DOL publishes final rule on tip sharing and penalties for employers
The US Department of Labor (DOL) may fine employers under more circumstances when they violate federal tip sharing regulations under a recently published rule. The rule also specifies when managers and supervisors can keep tips they have received.
“The final rule … Strengthens the protection of tipped workers – who are largely women, immigrants and people of color – and advances fairness in the workplace, ”said Jessica Looman, Acting Administrator of the Division of DOL wages and hours.
The rule will take effect on November 23.
Who can share in tip pools?
Under the Fair Labor Standards Act (FLSA), restaurants and other hospitality employers may be eligible for tip credit, which means they can pay tip workers (such as waiters and bartenders. ) less than the standard minimum wage, provided that workers’ tips make up the difference.
But employers have more flexibility to pool tips when they pay at least the standard minimum wage. “An employer who pays his employees with tips the full minimum wage and does not take tip credit can impose a tip-pooling agreement that includes dishwashers, cooks or other employees of the company. ‘establishment who do not exercise a profession in which employees usually and regularly receive tips, “according to the DOL.
Employers, including managers and supervisors, are prohibited from participating in a tip pool or retaining employee tips, whether or not the employer receives tip credit.
However, the final rule specifies that managers and supervisors can contribute to mandatory tip pools. In addition, the rule explains that managers and supervisors can retain tips they receive directly from customers for services they provide “directly” and “only”.
“The DOL Final Rule has now better identified the circumstances under which a manager or supervisor can retain client advice and share it with others as part of the FLSA,” said Justin Barnes, attorney for Jackson Lewis at Atlanta, and Jeffrey Brecher, lawyer. with Jackson Lewis in Long Island, NY, in a joint statement.

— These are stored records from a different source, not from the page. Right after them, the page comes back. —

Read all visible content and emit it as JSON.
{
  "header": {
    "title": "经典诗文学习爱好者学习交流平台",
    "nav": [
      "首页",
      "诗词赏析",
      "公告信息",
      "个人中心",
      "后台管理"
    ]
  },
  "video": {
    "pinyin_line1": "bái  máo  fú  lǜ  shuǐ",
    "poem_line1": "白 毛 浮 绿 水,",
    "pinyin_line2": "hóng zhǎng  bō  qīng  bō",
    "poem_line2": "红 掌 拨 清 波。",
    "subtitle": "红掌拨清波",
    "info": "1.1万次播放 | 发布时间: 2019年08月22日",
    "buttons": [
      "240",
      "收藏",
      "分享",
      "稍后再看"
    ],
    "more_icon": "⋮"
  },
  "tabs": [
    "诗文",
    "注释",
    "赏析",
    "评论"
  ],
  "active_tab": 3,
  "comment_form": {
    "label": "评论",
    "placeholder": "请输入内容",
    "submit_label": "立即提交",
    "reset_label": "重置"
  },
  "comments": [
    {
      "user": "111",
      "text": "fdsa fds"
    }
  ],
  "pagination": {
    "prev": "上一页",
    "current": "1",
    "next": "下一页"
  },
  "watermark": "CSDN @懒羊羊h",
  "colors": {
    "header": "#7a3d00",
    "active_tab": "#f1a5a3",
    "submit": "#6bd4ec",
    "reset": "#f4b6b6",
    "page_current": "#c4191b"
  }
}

While the rule provides some clarity, employers should also consider any applicable requirements of state law. “It is important to note that some state laws expressly prohibit the sharing of tips between employees with and without tips under any circumstances,” they explained.
Civil pecuniary sanctions
A now repealed rule issued by the previous administration would have allowed the DOL to assess penalties for violations of the tip rule only when the department found that the employer repeatedly or voluntarily withheld tips from employees.
Under the new rule, employers can face fines of up to $ 1,100 whenever the department finds that an employer has retained employee tips, whether the violation is repeated or willful, noted. Christopher Cognato and Steven Suflas, attorneys for Ballard Spahr, based in Philadelphia. and Salt Lake City, respectively.
“The rule represents another step the agency has taken to protect tipped workers, by clearly notifying employers in the hospitality industry and others with tipped employees that it intends to enforce. [FLSA] demands aggressively, ”they said.
The rule also revises the definition of “voluntary” in the tip credit regulations to include employer violations that are committed with “reckless disregard” for FLSA demands, noted Cognato and Suflas.
“An employer disregards the FLSA when, among other situations, the ministry determines on the basis of all the facts and circumstances that the employer should have investigated whether their conduct was legal but did not do so. adequately ”, according to the reign.
Performing tasks with and without tips
The final rule did not address the so-called 80/20 rule, noted Barnes and Brecher.
The 80/20 rule allows employers to take tip credit only for workers who have not spent more than 20 percent of their time on non-tip tasks.
A rule revoked from the previous administration would have codified the DOL guidelines by eliminating the 80/20 rule. The withdrawn rule would have more broadly allowed employers to take tip credit when tip employees perform related ancillary tasks (such as rolling silverware in napkins) either during, just before, or a reasonable amount of time after tip duties.
The preamble to the current administration’s final rule, however, stated that the DOL is still assessing the problem and that the ministry will address it in a separate final rule.
Context of the revoked rule
Former President Donald Trump’s administration issued a final rule amending the FLSA’s requirements for tipping workers, which was due to go into effect on March 1. After President Joe Biden’s inauguration, however, the White House asked federal agencies to freeze proposed and pending regulations to give new leaders time to review pending rules and DOL delayed rule. sharing tips.
In March, the DOL announced that “after a thorough review” the following parts of the final rule would take effect on April 30:
- The provision that prohibits employers from keeping workers’ tips whether or not the employer receives tip credit.
- The provision that allows employers who do not take tip credit to include non-tip workers, such as cooks and dishwashers, in tip pools.
The record keeping requirements of the final rule also came into effect. However, the DOL proposed new rules to remove and replace other parts of the rule from the previous administration.
“Tipped workers are among the hardest hit amid the pandemic, and the division of wages and hours has made protecting these essential frontline workers a priority,” Looman said.